The Oncobiologics TRIDENT Discovery Platform is a modular scaffold that can be customized to enable the development of a broad pipeline of novel therapeutics. The scaffold features three core features, which together provide enhanced tumor and tissue penetration, improved targeting, and enhanced pharmacokinetics (PK).  When combined, these features allow for improved clinical safety and effectiveness.

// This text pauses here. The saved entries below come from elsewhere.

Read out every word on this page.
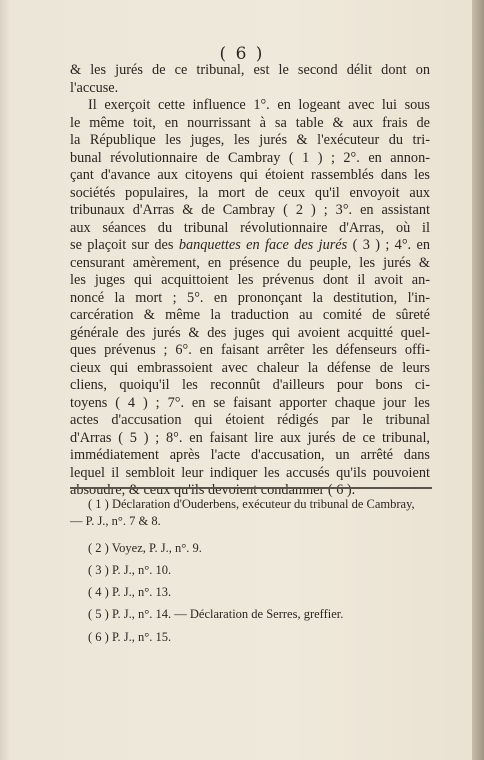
( 6 )
& les jurés de ce tribunal, est le second délit dont on
l'accuse.
Il exerçoit cette influence 1°. en logeant avec lui sous
le même toit, en nourrissant à sa table & aux frais de
la République les juges, les jurés & l'exécuteur du tri-
bunal révolutionnaire de Cambray ( 1 ) ; 2°. en annon-
çant d'avance aux citoyens qui étoient rassemblés dans les
sociétés populaires, la mort de ceux qu'il envoyoit aux
tribunaux d'Arras & de Cambray ( 2 ) ; 3°. en assistant
aux séances du tribunal révolutionnaire d'Arras, où il
se plaçoit sur des banquettes en face des jurés ( 3 ) ; 4°. en
censurant amèrement, en présence du peuple, les jurés &
les juges qui acquittoient les prévenus dont il avoit an-
noncé la mort ; 5°. en prononçant la destitution, l'in-
carcération & même la traduction au comité de sûreté
générale des jurés & des juges qui avoient acquitté quel-
ques prévenus ; 6°. en faisant arrêter les défenseurs offi-
cieux qui embrassoient avec chaleur la défense de leurs
cliens, quoiqu'il les reconnût d'ailleurs pour bons ci-
toyens ( 4 ) ; 7°. en se faisant apporter chaque jour les
actes d'accusation qui étoient rédigés par le tribunal
d'Arras ( 5 ) ; 8°. en faisant lire aux jurés de ce tribunal,
immédiatement après l'acte d'accusation, un arrêté dans
lequel il sembloit leur indiquer les accusés qu'ils pouvoient
absoudre, & ceux qu'ils devoient condamner ( 6 ).
( 1 ) Déclaration d'Ouderbens, exécuteur du tribunal de Cambray,
— P. J., n°. 7 & 8.
( 2 ) Voyez, P. J., n°. 9.
( 3 ) P. J., n°. 10.
( 4 ) P. J., n°. 13.
( 5 ) P. J., n°. 14. — Déclaration de Serres, greffier.
( 6 ) P. J., n°. 15.
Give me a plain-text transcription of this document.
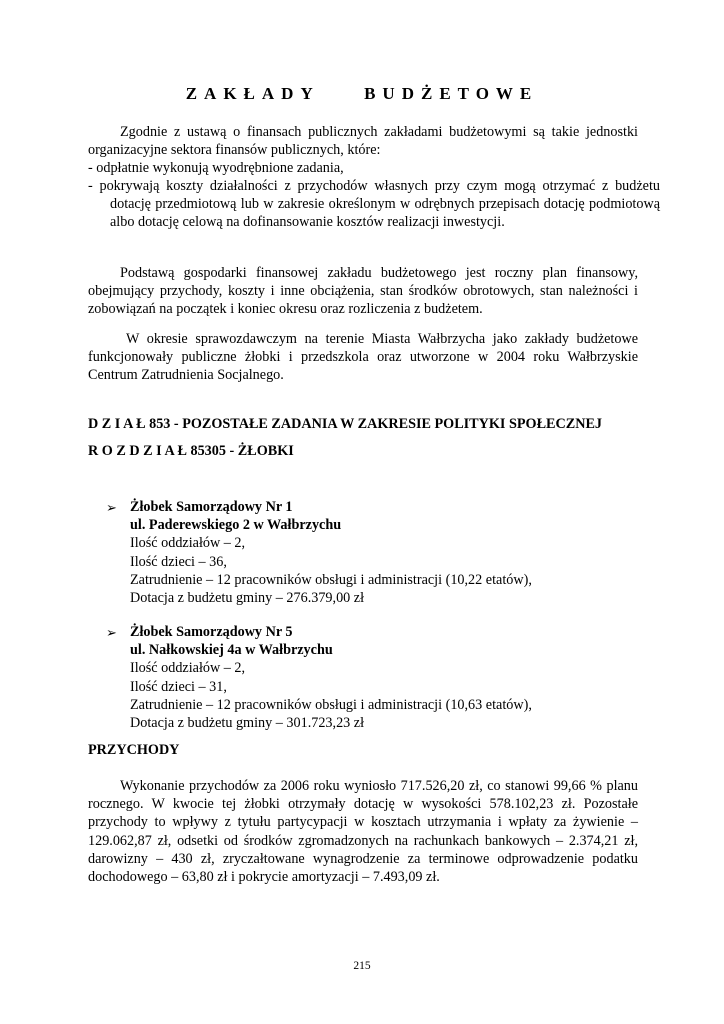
ZAKŁADY    BUDŻETOWE
Zgodnie z ustawą o finansach publicznych zakładami budżetowymi są takie jednostki organizacyjne sektora finansów publicznych, które:
- odpłatnie wykonują wyodrębnione zadania,
- pokrywają koszty działalności z przychodów własnych przy czym mogą otrzymać z budżetu dotację przedmiotową lub w zakresie określonym w odrębnych przepisach dotację podmiotową albo dotację celową na dofinansowanie kosztów realizacji inwestycji.
Podstawą gospodarki finansowej zakładu budżetowego jest roczny plan finansowy, obejmujący przychody, koszty i inne obciążenia, stan środków obrotowych, stan należności i zobowiązań na początek i koniec okresu oraz rozliczenia z budżetem.
W okresie sprawozdawczym na terenie Miasta Wałbrzycha jako zakłady budżetowe funkcjonowały publiczne żłobki i przedszkola oraz utworzone w 2004 roku Wałbrzyskie Centrum Zatrudnienia Socjalnego.
D Z I A Ł 853 - POZOSTAŁE ZADANIA W ZAKRESIE POLITYKI SPOŁECZNEJ
R O Z D Z I A Ł 85305 - ŻŁOBKI
➢ Żłobek Samorządowy Nr 1
ul. Paderewskiego 2 w Wałbrzychu
Ilość oddziałów – 2,
Ilość dzieci – 36,
Zatrudnienie – 12 pracowników obsługi i administracji (10,22 etatów),
Dotacja z budżetu gminy – 276.379,00 zł
➢ Żłobek Samorządowy Nr 5
ul. Nałkowskiej 4a w Wałbrzychu
Ilość oddziałów – 2,
Ilość dzieci – 31,
Zatrudnienie – 12 pracowników obsługi i administracji (10,63 etatów),
Dotacja z budżetu gminy – 301.723,23 zł
PRZYCHODY
Wykonanie przychodów za 2006 roku wyniosło 717.526,20 zł, co stanowi 99,66 % planu rocznego. W kwocie tej żłobki otrzymały dotację w wysokości 578.102,23 zł. Pozostałe przychody to wpływy z tytułu partycypacji w kosztach utrzymania i wpłaty za żywienie – 129.062,87 zł, odsetki od środków zgromadzonych na rachunkach bankowych – 2.374,21 zł, darowizny – 430 zł, zryczałtowane wynagrodzenie za terminowe odprowadzenie podatku dochodowego – 63,80 zł i pokrycie amortyzacji – 7.493,09 zł.
215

The name TRIDENT is based on the 3-tool nature of the platform (TRI) and its purpose:  Discovery of Enhanced  Novel Therapeutics (DENT).

 

  • Single-Chain Antibody Based

Single-chain antibodies in either bi-specific or mono-specific configuration provide optimal tumor and tissue penetration, while offering the flexibility to utilize dual affinity targets to enhance target binding and reduce off-target systemic side-effects.

 

  • Human Serum Albumin (HSA) Binding

HSA binding improves targeted delivery to tumors/and diseased tissues, minimizes off-target systemic side effects and enhances pharmacokinetics from minutes to 5-10 days.

 

  • Antibody-Drug Conjugate (ADC)

The Trident platform enables the use of ADC to enhance or supplement therapeutic impact while leveraging the penetration, targeting and PK advantages of the other platform features.

 


 

Characteristics of the TRIDENT Platform

 

Efficacy:

  • Small size (~60kD) produces better tumor penetration – small size ~ 60 kD.
  • Attached Human Serum Albumin (HSA) enbles targeted solid tumor delivery.
  • Attached HSA also produces enhanced pharmacokinetics.

 

Flexibility:

  • The platform is modular and enables plug and play design, utilizing antagonist or agonist to various therapeutic targets.
  • If drug/toxin payload is therapeutically required, the scaffold features a designed site for conjugation.

 

Safety:

  • Platform for discovery & development of fully human bi-specific single chain antibodies.
  • No ADCC or CDC to reduce off-target toxicity.

 

Cost of Goods:

  • Higher potency resulting in low therapeutic dose  minimizes manufacturing capacity requirements.
  • Mammalian or microbial expression systems feasible.

 

Drug Delivery:

  • High concentration formulation allow for subcutaneous delivery and self injection devices.